Als f continu is in [a,b] en f(a).f(b) $<$ 0 dan bestaat er een punt m element van ]a,b[ zodanig dat f(m) = 0
In een wiskundeboek vond ik hiervoor het volgende bewijs :
Stel we hebben de situatie waarbij f(a) $<$ 0 en f(b) $>$ 0
Beschouw de verzameling D = {x element [a,b];f(x) $<$ 0}
D =/= {} want a element van D D is gemajoreerd want b element van majD De verzameling D heeft dus een supremum. We noemen dat supremum m en tonen aan dat f(m) = 0 1) Veronderstel f(m) $<$ 0, dan is er volgens een voorgaande stelling een interval ]m-delete,m+delta[ waarvoor f(x) $<$ 0. Er bestaat dus een p met de volgende eigenschappen : p element van [a,b], m $<$ p en f(p) $<$ 0. Dit is in strijd met supD = m. 2) Veronderstel f(m) $>$ 0, dan bestaat er een interval ]m-delta,m+delta[ waarin f(x) $>$ 0 en waarin dus geen enkel punt van D gelegen is.Dit is in strijd met supD = m want supD zou dan kleiner zijn dan m.

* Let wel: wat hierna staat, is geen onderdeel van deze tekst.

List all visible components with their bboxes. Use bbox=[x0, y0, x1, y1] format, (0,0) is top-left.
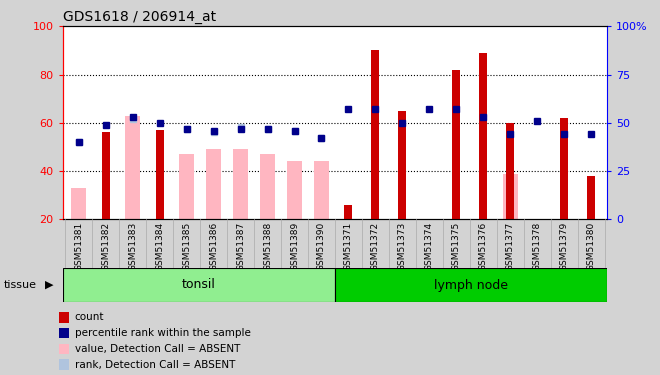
Bar bbox=[560, 118, 568, 219]
Bar bbox=[479, 53, 487, 219]
Text: GSM51381: GSM51381 bbox=[75, 222, 83, 271]
Text: GSM51386: GSM51386 bbox=[209, 222, 218, 271]
Bar bbox=[206, 149, 221, 219]
Bar bbox=[335, 268, 607, 302]
Text: GSM51377: GSM51377 bbox=[506, 222, 515, 271]
Bar bbox=[180, 154, 194, 219]
Bar bbox=[345, 205, 352, 219]
Bar bbox=[233, 149, 248, 219]
Bar bbox=[506, 123, 514, 219]
Text: GSM51387: GSM51387 bbox=[236, 222, 245, 271]
Text: GSM51380: GSM51380 bbox=[587, 222, 595, 271]
Bar bbox=[71, 188, 86, 219]
Bar bbox=[59, 312, 69, 322]
Text: GSM51375: GSM51375 bbox=[451, 222, 461, 271]
Text: GSM51378: GSM51378 bbox=[533, 222, 542, 271]
Bar bbox=[503, 174, 517, 219]
Bar bbox=[452, 70, 460, 219]
Text: GSM51376: GSM51376 bbox=[478, 222, 488, 271]
Bar bbox=[63, 268, 335, 302]
Text: lymph node: lymph node bbox=[434, 279, 508, 291]
Bar bbox=[372, 50, 380, 219]
Text: GSM51388: GSM51388 bbox=[263, 222, 272, 271]
Bar bbox=[102, 132, 110, 219]
Text: ▶: ▶ bbox=[45, 280, 53, 290]
Bar bbox=[314, 161, 329, 219]
Text: tonsil: tonsil bbox=[182, 279, 216, 291]
Text: GSM51382: GSM51382 bbox=[102, 222, 110, 271]
Bar bbox=[59, 328, 69, 339]
Text: GSM51383: GSM51383 bbox=[128, 222, 137, 271]
Bar bbox=[125, 116, 140, 219]
Text: percentile rank within the sample: percentile rank within the sample bbox=[75, 328, 251, 338]
Text: GSM51371: GSM51371 bbox=[344, 222, 353, 271]
Bar bbox=[59, 344, 69, 354]
Text: GSM51384: GSM51384 bbox=[155, 222, 164, 271]
Text: GSM51372: GSM51372 bbox=[371, 222, 380, 271]
Text: GSM51374: GSM51374 bbox=[425, 222, 434, 271]
Text: count: count bbox=[75, 312, 104, 322]
Text: GSM51373: GSM51373 bbox=[398, 222, 407, 271]
Bar bbox=[156, 130, 164, 219]
Bar bbox=[287, 161, 302, 219]
Text: rank, Detection Call = ABSENT: rank, Detection Call = ABSENT bbox=[75, 360, 235, 370]
Text: GSM51390: GSM51390 bbox=[317, 222, 326, 271]
Bar bbox=[260, 154, 275, 219]
Bar bbox=[587, 176, 595, 219]
Text: GSM51385: GSM51385 bbox=[182, 222, 191, 271]
Text: GDS1618 / 206914_at: GDS1618 / 206914_at bbox=[63, 10, 216, 24]
Text: tissue: tissue bbox=[3, 280, 36, 290]
Bar bbox=[59, 359, 69, 370]
Bar bbox=[398, 111, 407, 219]
Text: GSM51389: GSM51389 bbox=[290, 222, 299, 271]
Text: value, Detection Call = ABSENT: value, Detection Call = ABSENT bbox=[75, 344, 240, 354]
Text: GSM51379: GSM51379 bbox=[560, 222, 568, 271]
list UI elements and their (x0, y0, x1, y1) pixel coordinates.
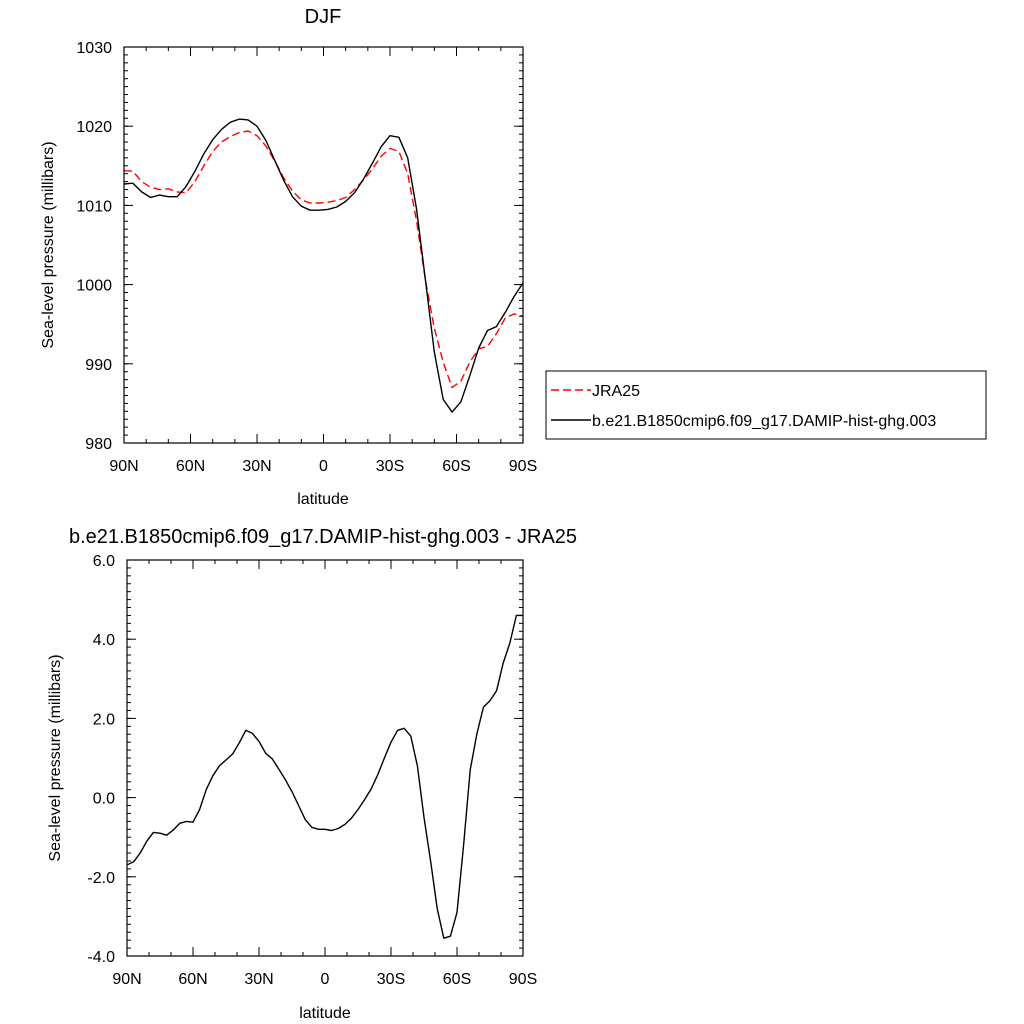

Vraag : is dit een bewijstechniek op basis van contrapositie ?
definieer daarvoor volgende uitspraken :
p : m = supD en notp : m =/= supD q : f(m) = 0 en notq : f(m) =/= 0
Te bewijzen : p -$>$ q via contrapositie notq -$>$ notp aangezien (p -$>$ q) $\le$$>$ (notq -$>$ notp) m.a.w als f(m) =/= 0 dan m =/= supD is equivalent met als m = supD dan f(m) = 0
Met dank
Rudi
Rudi
Ouder - woensdag 3 november 2021
Antwoord
Ik zou het zelf eerder gevalsonderscheiding noemen, gepaard met het ongerijmde.
We weten dat één van de volgende drie mogelijkheden zich voordoet: $f(m)$<$0$, $f(m)=0$, of $f(m)$>$0$. Het argument laat zien dat de eerste en de derde tot tegenspraak leiden, dus de tweede blijft over.